Business reacts to Climate Action Plan
Ibec, the group that represents Irish business, today noted the Government’s approval and publication of an updated Climate Action Plan. Given the stringency of Ireland’s legally binding sectoral carbon budgets, as agreed by Cabinet earlier this year, clarity on the corresponding decarbonisation pathways is to be welcomed. However, Ibec cautions that the policy measures to achieve these trajectories need to be credible and subject to cost-benefit assessment.
Ibec Head of Infrastructure, Dr Neil Walker said: “Ibec concurs with the Government’s assessment that Irish road transport emissions, which have grown rapidly since Covid restrictions were lifted, need additional mitigation measures. The proposed reduction in private car mileage will require an accelerated shift towards urban infill, enabling greater use of active travel and efficient public transport services. Without this, it will be difficult to gain public acceptance for measures such as congestion charging. Decarbonising road freight could prove even more challenging. The haulage industry operates on very low margins, so has limited scope for investing in more modern diesel-fuelled vehicles, let alone the costlier drive train alternatives such as battery electric or hydrogen.”
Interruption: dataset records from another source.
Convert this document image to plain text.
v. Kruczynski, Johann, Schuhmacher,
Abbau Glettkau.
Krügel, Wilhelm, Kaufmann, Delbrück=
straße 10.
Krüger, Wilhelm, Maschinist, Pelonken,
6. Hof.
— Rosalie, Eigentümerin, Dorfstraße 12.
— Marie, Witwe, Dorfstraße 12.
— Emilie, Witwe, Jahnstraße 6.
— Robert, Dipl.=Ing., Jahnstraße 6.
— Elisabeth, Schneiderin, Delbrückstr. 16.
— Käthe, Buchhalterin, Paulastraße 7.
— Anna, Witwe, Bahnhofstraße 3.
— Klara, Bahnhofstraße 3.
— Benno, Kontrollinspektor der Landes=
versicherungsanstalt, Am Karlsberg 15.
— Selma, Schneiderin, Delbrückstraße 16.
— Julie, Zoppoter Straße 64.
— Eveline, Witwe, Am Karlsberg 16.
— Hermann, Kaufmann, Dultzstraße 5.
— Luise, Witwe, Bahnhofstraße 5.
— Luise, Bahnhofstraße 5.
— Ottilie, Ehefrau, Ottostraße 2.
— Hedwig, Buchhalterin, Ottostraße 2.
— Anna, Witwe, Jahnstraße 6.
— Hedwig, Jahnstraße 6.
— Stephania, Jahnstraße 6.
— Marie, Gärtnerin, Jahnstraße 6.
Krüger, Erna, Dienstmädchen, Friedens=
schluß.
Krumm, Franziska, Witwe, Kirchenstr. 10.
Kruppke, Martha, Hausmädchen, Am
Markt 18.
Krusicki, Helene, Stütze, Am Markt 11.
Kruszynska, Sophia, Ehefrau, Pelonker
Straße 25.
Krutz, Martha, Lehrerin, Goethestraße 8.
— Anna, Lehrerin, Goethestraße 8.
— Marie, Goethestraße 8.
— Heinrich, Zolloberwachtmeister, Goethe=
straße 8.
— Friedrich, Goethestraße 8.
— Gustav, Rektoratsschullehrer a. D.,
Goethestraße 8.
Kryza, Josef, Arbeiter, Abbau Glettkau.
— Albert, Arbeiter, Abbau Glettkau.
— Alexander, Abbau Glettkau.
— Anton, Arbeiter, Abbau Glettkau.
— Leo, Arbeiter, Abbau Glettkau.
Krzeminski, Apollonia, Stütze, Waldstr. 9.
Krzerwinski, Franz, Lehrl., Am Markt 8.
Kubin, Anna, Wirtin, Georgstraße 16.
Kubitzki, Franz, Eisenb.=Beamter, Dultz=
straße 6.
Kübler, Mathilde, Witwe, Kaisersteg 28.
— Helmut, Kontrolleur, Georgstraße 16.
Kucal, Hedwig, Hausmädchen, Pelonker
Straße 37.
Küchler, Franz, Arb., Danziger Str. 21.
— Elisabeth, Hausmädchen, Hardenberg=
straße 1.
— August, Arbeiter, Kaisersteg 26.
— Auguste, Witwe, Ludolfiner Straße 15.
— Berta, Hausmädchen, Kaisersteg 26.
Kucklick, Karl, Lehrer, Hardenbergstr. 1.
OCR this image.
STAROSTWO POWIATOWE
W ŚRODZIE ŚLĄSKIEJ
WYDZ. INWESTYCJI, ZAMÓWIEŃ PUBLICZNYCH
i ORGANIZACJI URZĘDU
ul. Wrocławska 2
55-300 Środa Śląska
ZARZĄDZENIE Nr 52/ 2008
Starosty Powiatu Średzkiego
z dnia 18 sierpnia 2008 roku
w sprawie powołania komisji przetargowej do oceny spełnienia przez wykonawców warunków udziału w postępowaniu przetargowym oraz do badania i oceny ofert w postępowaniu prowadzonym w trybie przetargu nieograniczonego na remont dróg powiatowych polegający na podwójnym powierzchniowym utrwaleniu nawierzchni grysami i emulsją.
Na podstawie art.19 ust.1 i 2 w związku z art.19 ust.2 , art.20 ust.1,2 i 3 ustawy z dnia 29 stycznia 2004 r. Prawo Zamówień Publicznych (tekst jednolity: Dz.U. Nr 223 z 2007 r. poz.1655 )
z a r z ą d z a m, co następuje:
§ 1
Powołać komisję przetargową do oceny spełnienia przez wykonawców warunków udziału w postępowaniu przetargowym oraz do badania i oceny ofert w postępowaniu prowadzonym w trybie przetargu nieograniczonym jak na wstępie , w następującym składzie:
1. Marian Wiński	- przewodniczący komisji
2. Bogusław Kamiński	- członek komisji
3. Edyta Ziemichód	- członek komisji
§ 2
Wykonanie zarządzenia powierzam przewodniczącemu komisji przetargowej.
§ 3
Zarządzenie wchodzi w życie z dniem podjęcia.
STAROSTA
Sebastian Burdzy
As noted by several speakers at a recent conference jointly hosted by the Ibec-CBI Joint Business Council, by far the greatest sectoral ambition is in electricity generation. Progress to date has been impressive but achieving the 2030 target will entail not only the establishment of a streamlined planning and consents regime for terrestrial and marine renewables, but also a greatly increased investment port handling capacity and skilled workers to install the infrastructure. It remains to be seen whether these enabling factors will be in place sufficiently early.